Wenn die Originale verschwinden, bekommen Repliken einen Bildungsauftrag

Eine ES-125/G-Replika ist in aller Regel als solche zu erkennen, somit geht es nicht um Betrug oder Fälschung. Klar, gut gemacht hat sie ihren Preis – einen Preis, der deutlich über dem einer Serienmaschine liegt. Es steht aber dennoch nicht zu befürchten, dass demnächst keine originalen Straßen-ES-125 mehr zu finden sein werden. Vor allem aber geht es anders als bei den 300 SL nicht um „Zulassungsbetrug“, nicht um den Bau von Neufahrzeugen, die mit alten Chassisnummern an allen Zulassungsvorschriften vorbei auf die Straße gebracht werden. Hier werden alte Originale weitgehend so umgebaut, wie es einst auch das MZ-Werk und dessen Lehrwerkstatt machte.

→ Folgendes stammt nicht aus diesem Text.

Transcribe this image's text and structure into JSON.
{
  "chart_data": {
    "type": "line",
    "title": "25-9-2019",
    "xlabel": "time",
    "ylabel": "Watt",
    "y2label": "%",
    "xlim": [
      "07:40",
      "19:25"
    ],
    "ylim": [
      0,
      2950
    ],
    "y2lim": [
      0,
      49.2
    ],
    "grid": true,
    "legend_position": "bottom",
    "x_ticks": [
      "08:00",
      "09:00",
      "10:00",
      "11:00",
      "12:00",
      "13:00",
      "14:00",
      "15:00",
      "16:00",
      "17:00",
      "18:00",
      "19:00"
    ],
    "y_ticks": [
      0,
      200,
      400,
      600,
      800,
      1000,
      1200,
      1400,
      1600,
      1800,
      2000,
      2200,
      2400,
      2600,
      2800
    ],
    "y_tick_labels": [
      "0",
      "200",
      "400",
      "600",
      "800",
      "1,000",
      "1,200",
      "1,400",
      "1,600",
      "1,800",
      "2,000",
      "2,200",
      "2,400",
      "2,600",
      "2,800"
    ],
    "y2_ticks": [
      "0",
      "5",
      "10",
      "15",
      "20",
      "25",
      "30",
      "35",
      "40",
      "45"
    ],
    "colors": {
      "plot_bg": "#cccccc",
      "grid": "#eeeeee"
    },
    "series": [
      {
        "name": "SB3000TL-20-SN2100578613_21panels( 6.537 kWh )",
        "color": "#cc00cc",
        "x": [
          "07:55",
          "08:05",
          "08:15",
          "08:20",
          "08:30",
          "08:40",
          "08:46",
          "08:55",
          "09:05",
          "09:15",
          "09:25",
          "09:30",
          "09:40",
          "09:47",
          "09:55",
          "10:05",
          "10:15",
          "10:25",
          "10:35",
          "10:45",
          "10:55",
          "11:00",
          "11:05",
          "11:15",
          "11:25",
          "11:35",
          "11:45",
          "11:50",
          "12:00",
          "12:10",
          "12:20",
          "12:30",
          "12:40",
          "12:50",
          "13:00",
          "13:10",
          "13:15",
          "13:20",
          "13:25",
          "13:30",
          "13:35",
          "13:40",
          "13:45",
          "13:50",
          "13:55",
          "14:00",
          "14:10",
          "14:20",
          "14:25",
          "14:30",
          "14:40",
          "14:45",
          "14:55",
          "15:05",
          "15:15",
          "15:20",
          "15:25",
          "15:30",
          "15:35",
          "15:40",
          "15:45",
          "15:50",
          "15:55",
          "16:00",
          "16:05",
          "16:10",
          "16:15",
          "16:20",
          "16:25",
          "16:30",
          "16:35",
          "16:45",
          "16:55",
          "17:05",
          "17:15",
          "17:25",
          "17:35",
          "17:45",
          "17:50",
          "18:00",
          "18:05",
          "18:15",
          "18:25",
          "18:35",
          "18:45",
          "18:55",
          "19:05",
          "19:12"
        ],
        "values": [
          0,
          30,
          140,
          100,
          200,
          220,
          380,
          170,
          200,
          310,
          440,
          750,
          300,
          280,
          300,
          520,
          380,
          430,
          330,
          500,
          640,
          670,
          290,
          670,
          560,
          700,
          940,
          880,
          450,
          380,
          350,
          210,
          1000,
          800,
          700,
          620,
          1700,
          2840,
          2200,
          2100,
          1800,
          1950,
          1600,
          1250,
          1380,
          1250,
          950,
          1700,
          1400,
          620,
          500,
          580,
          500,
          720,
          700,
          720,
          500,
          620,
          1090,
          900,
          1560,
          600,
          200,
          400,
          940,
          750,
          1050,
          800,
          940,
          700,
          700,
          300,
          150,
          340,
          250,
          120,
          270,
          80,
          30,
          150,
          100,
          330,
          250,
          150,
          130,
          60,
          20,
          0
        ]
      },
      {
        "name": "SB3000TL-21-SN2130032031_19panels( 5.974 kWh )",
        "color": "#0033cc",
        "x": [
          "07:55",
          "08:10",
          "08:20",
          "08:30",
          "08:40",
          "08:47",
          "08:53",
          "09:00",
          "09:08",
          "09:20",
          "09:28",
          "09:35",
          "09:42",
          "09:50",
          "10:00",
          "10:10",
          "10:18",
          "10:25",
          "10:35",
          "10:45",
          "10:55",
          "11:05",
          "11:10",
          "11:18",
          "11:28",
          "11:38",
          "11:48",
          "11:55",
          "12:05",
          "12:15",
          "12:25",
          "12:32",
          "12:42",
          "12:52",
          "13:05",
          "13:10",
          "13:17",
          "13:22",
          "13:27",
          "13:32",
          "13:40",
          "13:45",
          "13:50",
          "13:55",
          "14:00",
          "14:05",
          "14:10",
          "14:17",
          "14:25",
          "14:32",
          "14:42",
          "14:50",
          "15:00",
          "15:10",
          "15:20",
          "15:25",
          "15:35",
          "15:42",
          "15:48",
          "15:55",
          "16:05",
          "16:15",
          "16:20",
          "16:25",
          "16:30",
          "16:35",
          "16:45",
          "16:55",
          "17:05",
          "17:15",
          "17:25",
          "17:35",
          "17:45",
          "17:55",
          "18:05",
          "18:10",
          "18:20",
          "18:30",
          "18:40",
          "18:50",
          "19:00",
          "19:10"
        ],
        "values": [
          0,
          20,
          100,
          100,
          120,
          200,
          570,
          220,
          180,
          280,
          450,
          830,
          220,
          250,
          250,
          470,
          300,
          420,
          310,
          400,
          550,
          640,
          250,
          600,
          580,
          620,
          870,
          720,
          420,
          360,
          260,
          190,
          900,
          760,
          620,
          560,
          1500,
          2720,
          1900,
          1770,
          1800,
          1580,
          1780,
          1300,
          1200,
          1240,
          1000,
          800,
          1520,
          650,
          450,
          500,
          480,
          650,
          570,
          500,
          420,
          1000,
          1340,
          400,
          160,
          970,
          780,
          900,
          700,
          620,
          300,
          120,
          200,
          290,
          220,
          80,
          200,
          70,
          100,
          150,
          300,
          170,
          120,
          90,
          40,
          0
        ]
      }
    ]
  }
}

Mal ganz davon abgesehen, dass auch seinerzeit schon Motorradfans ihre Maschinen ganz nach persönlichem Gusto umbauten – auch in der DDR gab es Chopper, Café Racer, Enduros und einiges mehr. Wenn die Originale fast oder ganz verschwunden sind, hat eine richtig gut gemachte, authentische Replika ihre ganz besondere Daseinsberechtigung. Dann ist es nämlich sie, die von dem erzählt, was einst war. Als „nachempfundene“ ES-125/G bestenfalls bei historischen Geländesportveranstaltungen. Wir freuen uns über jede die wir dabei erleben dürfen.